Other Recommendations: Roots (DVD), the 25th anniversary edition; Unforgiveable Blackness- The Rise and Fall of Jack Johnson, by Ken Burns; and White Like Me, Tim Wise.

This is just a few items for your consideration. Slavery is a subject that can no longer be trivialized. Americans must be able to speak intelligently about this subject.

The only way to do so is to gain knowledge by research and study.
I believe Francis Beacon said it best, when he said:” knowledge is power.”

1 comment:

Manu said...

Consider also: Ama, a Story of the Atlantic Slave Trade by Manu Herbstein.

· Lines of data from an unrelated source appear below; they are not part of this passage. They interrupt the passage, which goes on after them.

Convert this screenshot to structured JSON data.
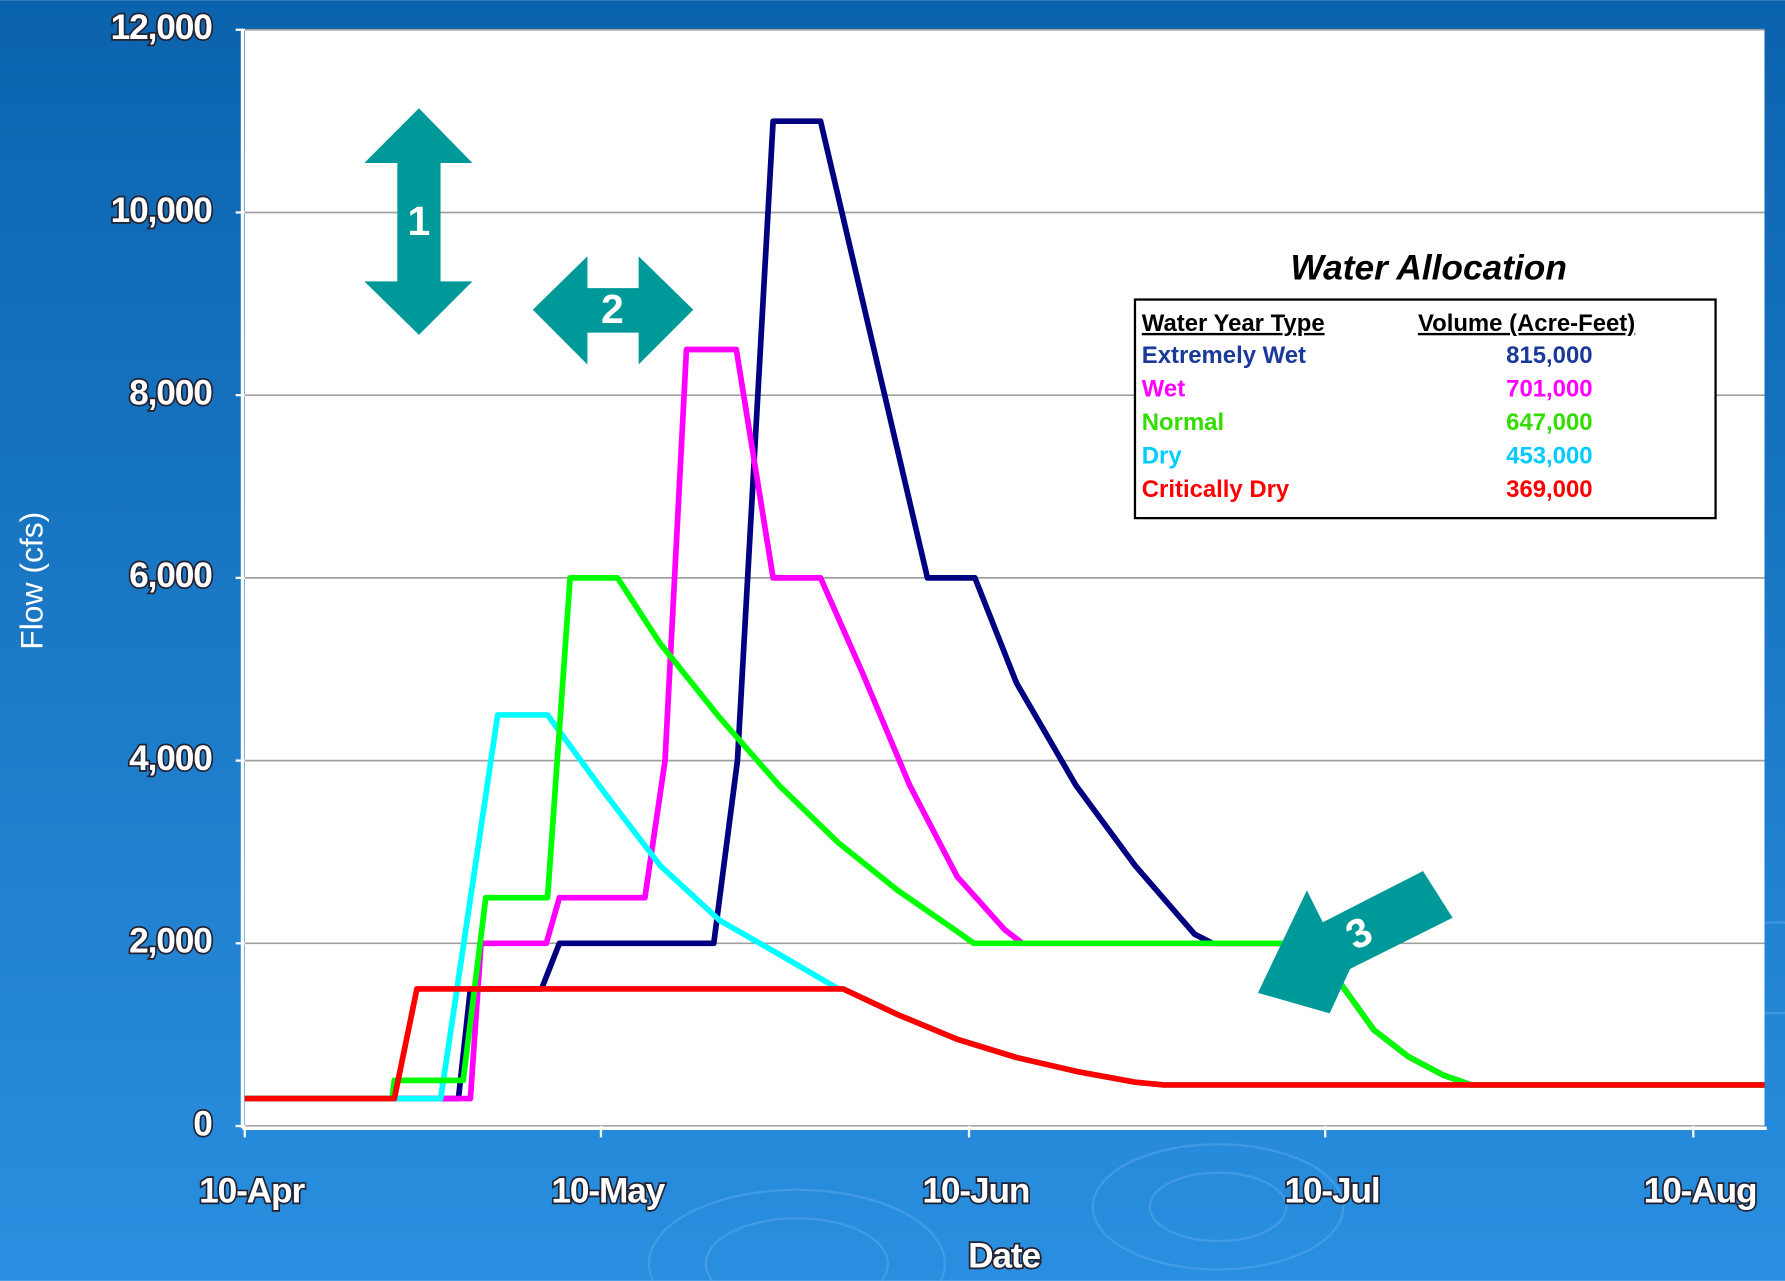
{
  "chart_data": {
    "type": "line",
    "xlabel": "Date",
    "ylabel": "Flow (cfs)",
    "xlim": [
      0,
      128
    ],
    "ylim": [
      0,
      12000
    ],
    "xticks": [
      {
        "value": 0,
        "label": "10-Apr"
      },
      {
        "value": 30,
        "label": "10-May"
      },
      {
        "value": 61,
        "label": "10-Jun"
      },
      {
        "value": 91,
        "label": "10-Jul"
      },
      {
        "value": 122,
        "label": "10-Aug"
      }
    ],
    "yticks": [
      0,
      {
        "value": 2000,
        "label": "2,000"
      },
      {
        "value": 4000,
        "label": "4,000"
      },
      {
        "value": 6000,
        "label": "6,000"
      },
      {
        "value": 8000,
        "label": "8,000"
      },
      {
        "value": 10000,
        "label": "10,000"
      },
      {
        "value": 12000,
        "label": "12,000"
      }
    ],
    "grid": true,
    "series": [
      {
        "name": "Extremely Wet",
        "color": "#000080",
        "x": [
          0,
          18,
          19,
          25,
          26.5,
          39.5,
          41.5,
          44.5,
          48.5,
          57.5,
          61.5,
          65,
          70,
          75,
          80,
          81.5,
          88.4,
          91.8,
          95.1,
          98,
          100.9,
          103.3,
          128
        ],
        "values": [
          300,
          300,
          1500,
          1500,
          2000,
          2000,
          4000,
          11000,
          11000,
          6000,
          6000,
          4850,
          3730,
          2850,
          2100,
          2000,
          2000,
          1650,
          1050,
          760,
          560,
          450,
          450
        ]
      },
      {
        "name": "Wet",
        "color": "#ff00ff",
        "x": [
          0,
          19,
          19.9,
          25.4,
          26.5,
          33.7,
          35.4,
          37.2,
          41.4,
          44.5,
          48.5,
          52,
          56,
          60,
          64,
          65.5,
          88.4,
          91.8,
          95.1,
          98,
          100.9,
          103.3,
          128
        ],
        "values": [
          300,
          300,
          2000,
          2000,
          2500,
          2500,
          4000,
          8500,
          8500,
          6000,
          6000,
          4970,
          3730,
          2730,
          2150,
          2000,
          2000,
          1650,
          1050,
          760,
          560,
          450,
          450
        ]
      },
      {
        "name": "Dry",
        "color": "#00ffff",
        "x": [
          0,
          16.5,
          21.3,
          25.5,
          30,
          35,
          40,
          45,
          50,
          50.4,
          55,
          60,
          65,
          70,
          75,
          77.4,
          128
        ],
        "values": [
          300,
          300,
          4500,
          4500,
          3700,
          2850,
          2250,
          1880,
          1500,
          1500,
          1220,
          950,
          750,
          600,
          480,
          450,
          450
        ]
      },
      {
        "name": "Normal",
        "color": "#00ff00",
        "x": [
          0,
          12.4,
          12.6,
          18.4,
          20.3,
          25.5,
          27.4,
          31.4,
          35,
          40,
          45,
          50,
          55,
          60,
          61.4,
          88.4,
          91.8,
          95.1,
          98,
          100.9,
          103.3,
          128
        ],
        "values": [
          300,
          300,
          500,
          500,
          2500,
          2500,
          6000,
          6000,
          5280,
          4470,
          3730,
          3100,
          2580,
          2130,
          2000,
          2000,
          1650,
          1050,
          760,
          560,
          450,
          450
        ]
      },
      {
        "name": "Critically Dry",
        "color": "#ff0000",
        "x": [
          0,
          12.6,
          14.5,
          50.4,
          55,
          60,
          65,
          70,
          75,
          77.4,
          128
        ],
        "values": [
          300,
          300,
          1500,
          1500,
          1220,
          950,
          750,
          600,
          480,
          450,
          450
        ]
      }
    ],
    "allocation": {
      "title": "Water Allocation",
      "headers": [
        "Water Year Type",
        "Volume (Acre-Feet)"
      ],
      "rows": [
        {
          "name": "Extremely Wet",
          "volume": "815,000",
          "color": "#1a3a9a"
        },
        {
          "name": "Wet",
          "volume": "701,000",
          "color": "#ff00ff"
        },
        {
          "name": "Normal",
          "volume": "647,000",
          "color": "#33dd00"
        },
        {
          "name": "Dry",
          "volume": "453,000",
          "color": "#00ccff"
        },
        {
          "name": "Critically Dry",
          "volume": "369,000",
          "color": "#ff0000"
        }
      ]
    },
    "annotations": [
      "1",
      "2",
      "3"
    ]
  }
}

“I am a human being; I am a woman; I am a black woman; I am an African. Once I was free; then I was captured and became a slave; but inside me, I have never been a slave, inside me here and here, I am still a free woman.”
“This is story telling on a grand scale,” writes Tony Simões da Silva. “In Ama, Herbstein creates a work of literature that celebrates the resilience of human beings while denouncing the inscrutable nature of their cruelty. By focusing on the brutalisation of Ama's body, and on the psychological scars of her experiences, Herbstein dramatises the collective trauma of slavery through the story of a single African woman. Ama echoes the views of writers, historians and philosophers of the African diaspora who have argued that the phenomenon of slavery is inextricable from the deepest foundations of contemporary western civilisation.”